La suspension se justifie et la nomination à titre transitoire et exceptionnelle des commissaires spéciaux
La clameur publique de corruption des députés provinciaux par les candidats sénateurs, Gouverneurs et Vice-Gouverneurs, le retard dans l’exécution du calendrier électoral, les tensions politiques et menaces de violences diverses (verbales, écrites, visuelles et physiques), le constat de fraude dans des proportions inquiétantes, dont certains candidats et agents de la CENI sont auteurs ou complices, la nécessité de recourir aux pouvoirs du Président de la République, qui assure, par son arbitrage, le fonctionnement régulier des pouvoirs publics et des institutions ainsi que la continuité de l’Etat (article 69 de la Constitution), la Loi n° 08/012 du 31 juillet 2008 portant principes fondamentaux relatifs à la libre administration des provinces, en ce que : – Le Gouverneur de province représente le Gouvernement central en province (Article 63, alinéa 1), et peut donc lui rendre directement compte. – En cas de nécessité, le pouvoir central peut réformer ou se substituer au pouvoir du Gouverneur de province (Article 66, alinéa 2).

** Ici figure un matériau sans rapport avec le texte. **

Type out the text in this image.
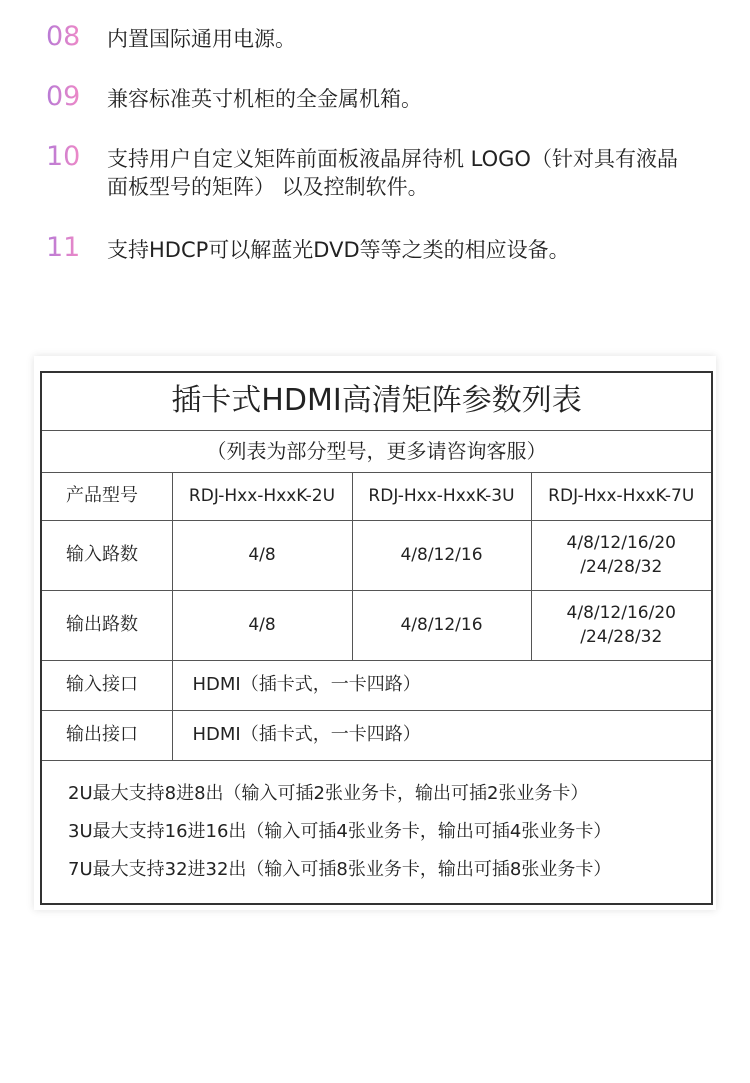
08 内置国际通用电源。
09 兼容标准英寸机柜的全金属机箱。
10 支持用户自定义矩阵前面板液晶屏待机 LOGO（针对具有液晶面板型号的矩阵） 以及控制软件。
11 支持HDCP可以解蓝光DVD等等之类的相应设备。
插卡式HDMI高清矩阵参数列表			
（列表为部分型号，更多请咨询客服）			
产品型号	RDJ-Hxx-HxxK-2U	RDJ-Hxx-HxxK-3U	RDJ-Hxx-HxxK-7U
输入路数	4/8	4/8/12/16	4/8/12/16/20
/24/28/32

输出路数	4/8	4/8/12/16	4/8/12/16/20
/24/28/32

输入接口	HDMI（插卡式，一卡四路）		
输出接口	HDMI（插卡式，一卡四路）		

2U最大支持8进8出（输入可插2张业务卡，输出可插2张业务卡）
3U最大支持16进16出（输入可插4张业务卡，输出可插4张业务卡）
7U最大支持32进32出（输入可插8张业务卡，输出可插8张业务卡）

Ces faits ont conduit certains leaders, à l’instar de la gouverneure honoraire de la Tshuapa, qui fut d’abord Commissaire spéciale avant de passer Vice-Gouverneure puis Gouverneure de la même province, Marie Josée Ifoku Mputa Mpunga à émettre cette idée que votre journal a exploité sur ces colonnes. Comme elle à la tête de la province de la Tshuapa, la gestion de la femme à la tête des entreprises et institutions de l’Etat penche vers la proposition de la femme à la tête des provinces et l’émergence du leadership féminin. A l’instar de Mme Nzuzi Wa Mbombo des décennies en arrière, nommer une femme à la tête de la ville-province de Kinshasa cadre parfaitement avec la politique du genre.